Tech runs in cycles.
There are times when tech needs workers desperately, and there are times when tech needs money just as desperately. There are times when tech is overvalued, and times when it’s undervalued.
Today tech is both overvalued and short of cash. Will the market notice that Meta has become AT&T, and start valuing it that way?
If it does, watch out!
Building a career in this environment is tough. When the work isn’t around you train, and you contribute, without regard to the money. Maybe you live at home. The joke about 30-somethings in mom’s basement? It’s a real thing.
This life is not for everyone. I know of a Rice Ph.D, a biochemist, who found himself in a failed start-up during one of these times. He became a stand up comic.

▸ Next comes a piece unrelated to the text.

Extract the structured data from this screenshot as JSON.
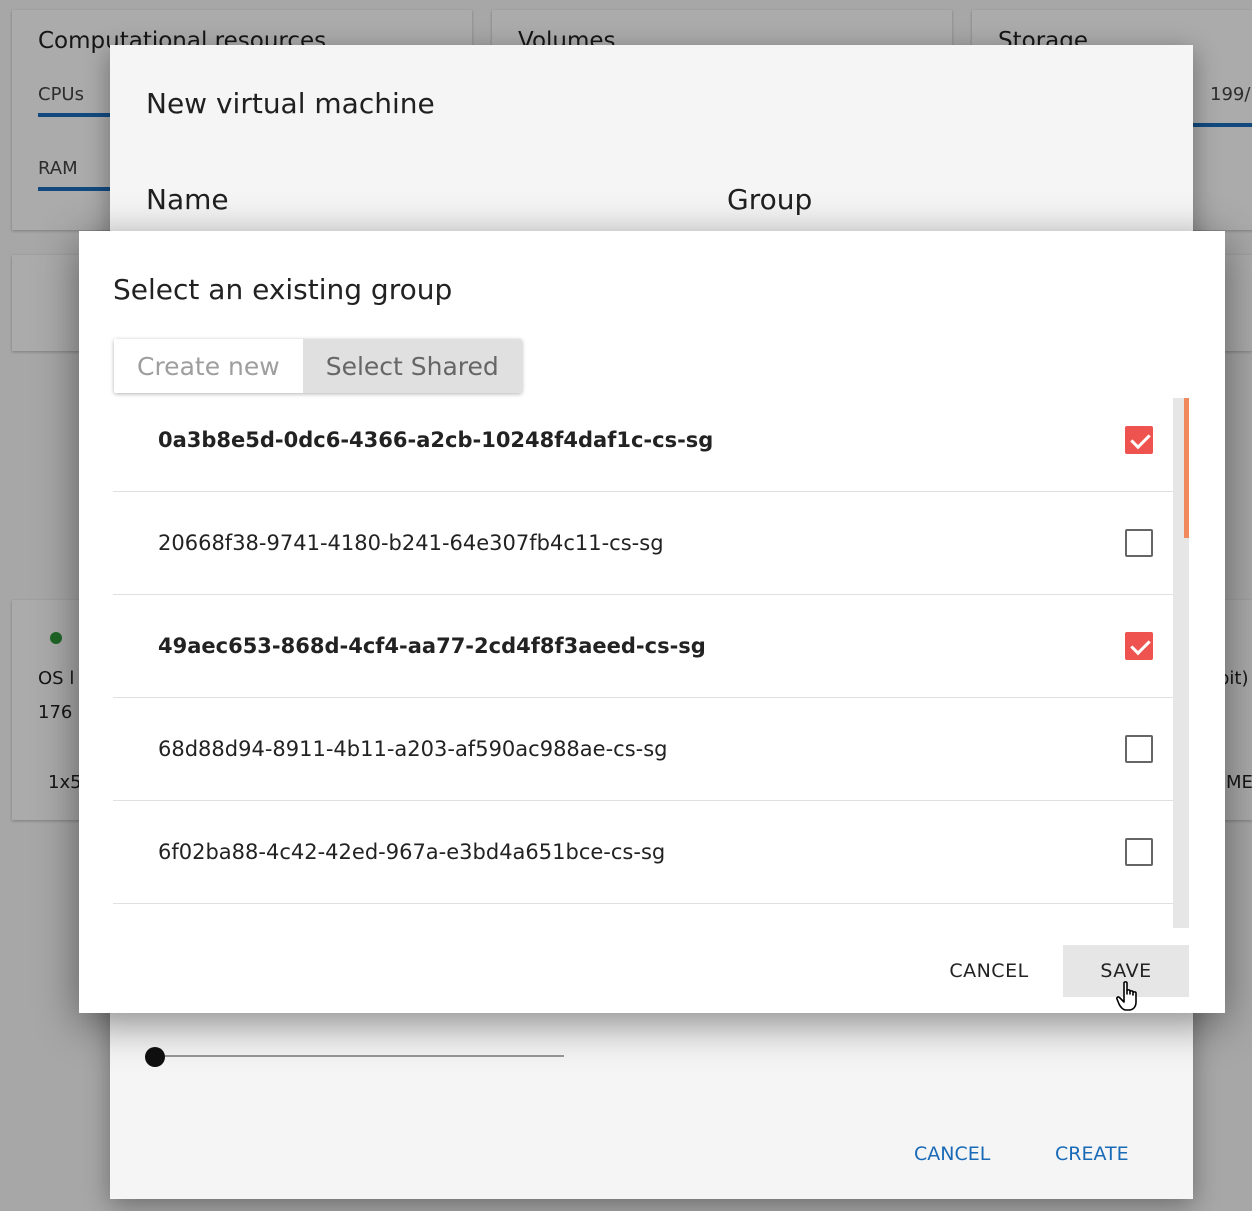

For tech 2025 is the best of times and the worst of times. There are trillions of dollars going into new tech infrastructure. AI has created an enormous shortage of computer power, and customers will gladly pay for more of it. Suppliers of computing power are struggling to keep up. They don’t look like they’re struggling, thanks to enormous market caps, but they are struggling. Those market caps are all that’s keeping them going, they must be protected, so they’re looking for every dime they can find under the seat cushions.
Employees represent those dimes. I wrote for years about how software was the last product that is made by hand, but AI is the automated loom. Coding has been replaced by editing, and by conceptualizing. People whose first language is C++ instead of English are no longer wanted or needed.
Where Is the Hope
It’s been this way since I started covering technology in 1982. You’re not “updating” your skills. You must acquire whole new ones and there’s no school for it.
But there are foundations. The Internet is filled with open source foundations, places where you can learn about AI, become part of a community, and gain new skills that will be valuable once the tide turns.
When this happened a quarter century ago, I went through two years with zero income. We only kept my heads above water thanks to my darling wife. It was a struggle, and our family never completely recovered from it. I went from being an e-commerce expert to a semiconductor market consultant to an open source expert, over the course of four hard years.
Of course, I was in my 40s then. From 70, 49 looks pretty good.
The point is that there are opportunities if you can take them. It’s going to be harder this year, because the wealthy driving the national train are as high on their own power as Casey Jones in the Grateful Dead song. But this too shall pass.